Mission Impossible
Saturday, November 30th, 2002I hired Daniel to take me on an overnight trek in Kalau. He was an excellent guide, despite indulging in the longest, loudest, most prolonged belching sessions I have ever had the opportunity to share a mountain with.
Daniel’s grandparents arrived in Burma from Kerala in 1890. He has visited India only once, on a two-week holiday, but under Burmese law he is classed as ‘foreign’. Kalau is an old British hill station and has a large population of Indian and Nepali descent, imported as civil servants by the British, who didn’t want to train the Burmese. Over a hundred years later, their descendents are still resented for this former favored status, and are allowed limited freedom of movement and property rights. Perhaps because of this discrimination, the ‘foreigners’ in Kalau have struggled harder to learn English than the ‘natives’. Daniel learned English at Catholic school and from the BBC World Service, and we managed to have good chats as we walked.

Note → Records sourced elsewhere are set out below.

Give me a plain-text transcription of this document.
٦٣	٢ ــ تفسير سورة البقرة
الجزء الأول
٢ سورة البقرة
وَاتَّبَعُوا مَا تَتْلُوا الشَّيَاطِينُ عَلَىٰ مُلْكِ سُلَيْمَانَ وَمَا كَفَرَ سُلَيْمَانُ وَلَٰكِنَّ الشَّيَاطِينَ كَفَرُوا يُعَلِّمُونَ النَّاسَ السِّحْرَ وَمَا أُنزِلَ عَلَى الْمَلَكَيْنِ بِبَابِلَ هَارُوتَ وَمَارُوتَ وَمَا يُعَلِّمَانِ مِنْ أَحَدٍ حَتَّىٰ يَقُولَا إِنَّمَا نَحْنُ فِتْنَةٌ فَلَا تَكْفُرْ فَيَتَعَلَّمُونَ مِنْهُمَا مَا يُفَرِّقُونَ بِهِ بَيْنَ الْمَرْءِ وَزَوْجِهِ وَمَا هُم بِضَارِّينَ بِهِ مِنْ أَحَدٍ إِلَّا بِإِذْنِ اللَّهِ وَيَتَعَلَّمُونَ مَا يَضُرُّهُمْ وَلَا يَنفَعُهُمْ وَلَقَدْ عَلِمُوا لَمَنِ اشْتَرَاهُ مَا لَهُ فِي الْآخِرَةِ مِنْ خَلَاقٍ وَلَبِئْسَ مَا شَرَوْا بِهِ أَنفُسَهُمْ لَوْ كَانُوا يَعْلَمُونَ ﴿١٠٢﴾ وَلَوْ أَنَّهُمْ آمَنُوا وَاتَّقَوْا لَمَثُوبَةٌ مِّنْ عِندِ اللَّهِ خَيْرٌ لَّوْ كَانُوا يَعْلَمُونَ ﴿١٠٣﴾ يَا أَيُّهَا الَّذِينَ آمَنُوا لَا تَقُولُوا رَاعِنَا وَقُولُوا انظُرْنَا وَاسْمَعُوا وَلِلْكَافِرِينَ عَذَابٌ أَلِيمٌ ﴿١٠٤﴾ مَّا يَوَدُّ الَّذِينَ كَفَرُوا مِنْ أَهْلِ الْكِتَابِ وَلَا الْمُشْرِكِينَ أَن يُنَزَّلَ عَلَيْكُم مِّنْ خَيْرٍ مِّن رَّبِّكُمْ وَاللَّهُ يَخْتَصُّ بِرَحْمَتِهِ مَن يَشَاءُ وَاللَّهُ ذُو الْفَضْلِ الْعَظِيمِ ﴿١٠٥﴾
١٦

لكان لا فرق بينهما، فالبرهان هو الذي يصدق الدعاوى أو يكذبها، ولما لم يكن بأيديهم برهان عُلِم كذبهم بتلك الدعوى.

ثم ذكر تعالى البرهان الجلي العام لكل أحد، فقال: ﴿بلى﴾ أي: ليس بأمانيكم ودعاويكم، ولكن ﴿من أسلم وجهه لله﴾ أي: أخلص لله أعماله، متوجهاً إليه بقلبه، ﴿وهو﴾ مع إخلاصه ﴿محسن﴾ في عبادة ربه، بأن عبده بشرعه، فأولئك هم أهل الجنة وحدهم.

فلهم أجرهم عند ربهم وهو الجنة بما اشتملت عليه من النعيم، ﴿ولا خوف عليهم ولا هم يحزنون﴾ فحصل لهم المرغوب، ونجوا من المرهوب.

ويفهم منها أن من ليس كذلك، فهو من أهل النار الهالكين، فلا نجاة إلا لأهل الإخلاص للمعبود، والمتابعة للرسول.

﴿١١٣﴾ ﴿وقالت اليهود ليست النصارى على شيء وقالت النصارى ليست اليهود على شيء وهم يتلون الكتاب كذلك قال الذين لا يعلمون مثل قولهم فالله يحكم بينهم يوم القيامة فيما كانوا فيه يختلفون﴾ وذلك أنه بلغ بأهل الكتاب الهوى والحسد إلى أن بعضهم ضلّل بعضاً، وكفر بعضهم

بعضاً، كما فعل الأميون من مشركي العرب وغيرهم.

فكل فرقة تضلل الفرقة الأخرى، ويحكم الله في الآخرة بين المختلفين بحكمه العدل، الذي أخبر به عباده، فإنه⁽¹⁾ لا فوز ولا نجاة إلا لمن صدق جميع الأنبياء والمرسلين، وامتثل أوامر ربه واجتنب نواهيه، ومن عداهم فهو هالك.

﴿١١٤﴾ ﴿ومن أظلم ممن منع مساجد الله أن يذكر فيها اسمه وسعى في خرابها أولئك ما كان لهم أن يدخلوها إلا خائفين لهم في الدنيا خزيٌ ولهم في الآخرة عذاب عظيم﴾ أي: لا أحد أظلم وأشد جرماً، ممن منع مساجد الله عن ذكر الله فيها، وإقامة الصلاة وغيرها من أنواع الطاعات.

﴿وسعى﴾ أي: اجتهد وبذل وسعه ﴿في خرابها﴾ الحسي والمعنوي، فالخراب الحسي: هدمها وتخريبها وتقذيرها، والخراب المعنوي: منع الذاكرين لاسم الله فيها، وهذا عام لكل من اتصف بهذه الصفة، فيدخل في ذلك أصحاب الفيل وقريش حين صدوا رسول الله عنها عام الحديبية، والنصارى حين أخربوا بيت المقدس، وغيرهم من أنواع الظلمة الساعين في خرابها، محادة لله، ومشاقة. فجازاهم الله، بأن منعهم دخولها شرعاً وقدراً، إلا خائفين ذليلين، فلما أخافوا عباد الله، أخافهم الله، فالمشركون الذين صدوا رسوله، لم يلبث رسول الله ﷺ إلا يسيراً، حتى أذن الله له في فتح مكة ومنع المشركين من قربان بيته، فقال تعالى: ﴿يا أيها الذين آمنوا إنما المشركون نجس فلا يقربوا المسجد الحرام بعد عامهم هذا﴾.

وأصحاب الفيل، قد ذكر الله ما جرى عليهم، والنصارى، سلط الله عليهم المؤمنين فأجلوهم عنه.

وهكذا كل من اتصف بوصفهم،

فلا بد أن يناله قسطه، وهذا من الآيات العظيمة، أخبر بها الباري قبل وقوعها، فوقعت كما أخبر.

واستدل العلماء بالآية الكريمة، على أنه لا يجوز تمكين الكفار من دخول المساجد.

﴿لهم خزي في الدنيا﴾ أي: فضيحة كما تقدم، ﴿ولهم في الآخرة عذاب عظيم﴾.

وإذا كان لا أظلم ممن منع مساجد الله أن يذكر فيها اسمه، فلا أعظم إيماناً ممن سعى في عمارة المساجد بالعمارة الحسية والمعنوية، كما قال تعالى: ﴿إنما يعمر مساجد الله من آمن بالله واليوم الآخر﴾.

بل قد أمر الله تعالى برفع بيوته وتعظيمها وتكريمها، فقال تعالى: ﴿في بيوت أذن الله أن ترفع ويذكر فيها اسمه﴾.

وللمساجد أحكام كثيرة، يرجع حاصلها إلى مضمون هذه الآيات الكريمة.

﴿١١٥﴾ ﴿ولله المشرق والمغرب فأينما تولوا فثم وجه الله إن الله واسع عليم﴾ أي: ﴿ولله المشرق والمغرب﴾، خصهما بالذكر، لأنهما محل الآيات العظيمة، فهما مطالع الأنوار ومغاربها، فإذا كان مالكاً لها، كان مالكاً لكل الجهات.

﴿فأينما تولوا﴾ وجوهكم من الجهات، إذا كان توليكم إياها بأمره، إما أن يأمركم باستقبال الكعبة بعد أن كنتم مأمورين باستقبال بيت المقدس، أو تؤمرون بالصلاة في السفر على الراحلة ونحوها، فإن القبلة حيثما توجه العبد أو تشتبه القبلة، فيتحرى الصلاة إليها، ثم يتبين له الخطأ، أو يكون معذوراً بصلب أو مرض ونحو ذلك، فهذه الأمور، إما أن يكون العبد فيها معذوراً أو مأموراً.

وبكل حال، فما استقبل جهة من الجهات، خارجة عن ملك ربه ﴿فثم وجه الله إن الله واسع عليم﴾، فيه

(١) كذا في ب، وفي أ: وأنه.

He took me to a village school, where seventy or eighty kids sat in a single room, supervised by three teachers. They were divided by age into four groups, and each knot of kids chanted the day’s lessons by rote. Schoolbooks were ancient and scarce, and pencils were donated by the few tourists who passed through. In the middle of the room, the youngest teacher was cutting a child’s hair.
‘The parents won’t do it, even though we tell them,’ she explained. ‘Often, we cut fingernails too.’
Among the only teaching materials was a map that the head teacher had made. Burma, divided into regions, each region carefully stuck with a mosaic of representative products. Teak chippings. Tiny paste rubies. Rice grains. Scraps of cloth. Wheat, vegetables, coal. She had rigged a little electrode plate by the names of each province; if you touched it with an old ballpoint, the region would light up on the map. The children had played with it so much that now the battery was dead.
The map had won her a prize at a state competition: three dollars, which she had used to buy ingredients for a meal for the children. She needed to give them incentives to come to school, she explained, as their parents often wanted them to stay at home and help with farming. The oldest child in the room was about nine, the youngest a squalling one-year-old tied to her sister’s back.
As she carefully pointed out the products of each region, Daniel said:
‘It is simply amazing that this country is kept so poor.’
Little paper, few pencils, few books. The one gleaming item in the schoolroom was a laminated mission statement that I was to see in every classroom I visited. Though the teachers could barely speak the English they taught, this McKinsey-worthy effort was proudly written in English first, then in bubbly Burmese script.
’Our Mission is to Create a Learning Society to Equip Knowledge Workers for the Information Age.’
The future knowledge workers of Burma chanted the two-times tables. 80% of them will not get to middle school.
Later I tried to explain to Daniel that there were poor people in America too, though the poverty was on a different scale. I told him about a school I’d visited in Brooklyn, where the teacher complained that she’d used her own money to buy a uniform for one little girl, whose father had immediately sold it. He didn’t believe me. How was this possible?
‘Well, sometimes people don’t have homes to live in, so they live on the street. Housing and food are very expensive, and if you don’t have a job or a family to take care of you…’
’But why don’t they simply take some land and grow food?’
’You can’t do that. They don’t have the money to buy land. And they don’t necessarily know how to grow food.’
’So all the land is owned by somebody? There is none free to take?’
We pondered this for a while.
’It is very strange that people are poor in America,’ he said
’Well, it’s very strange that people are poor in Burma, too.’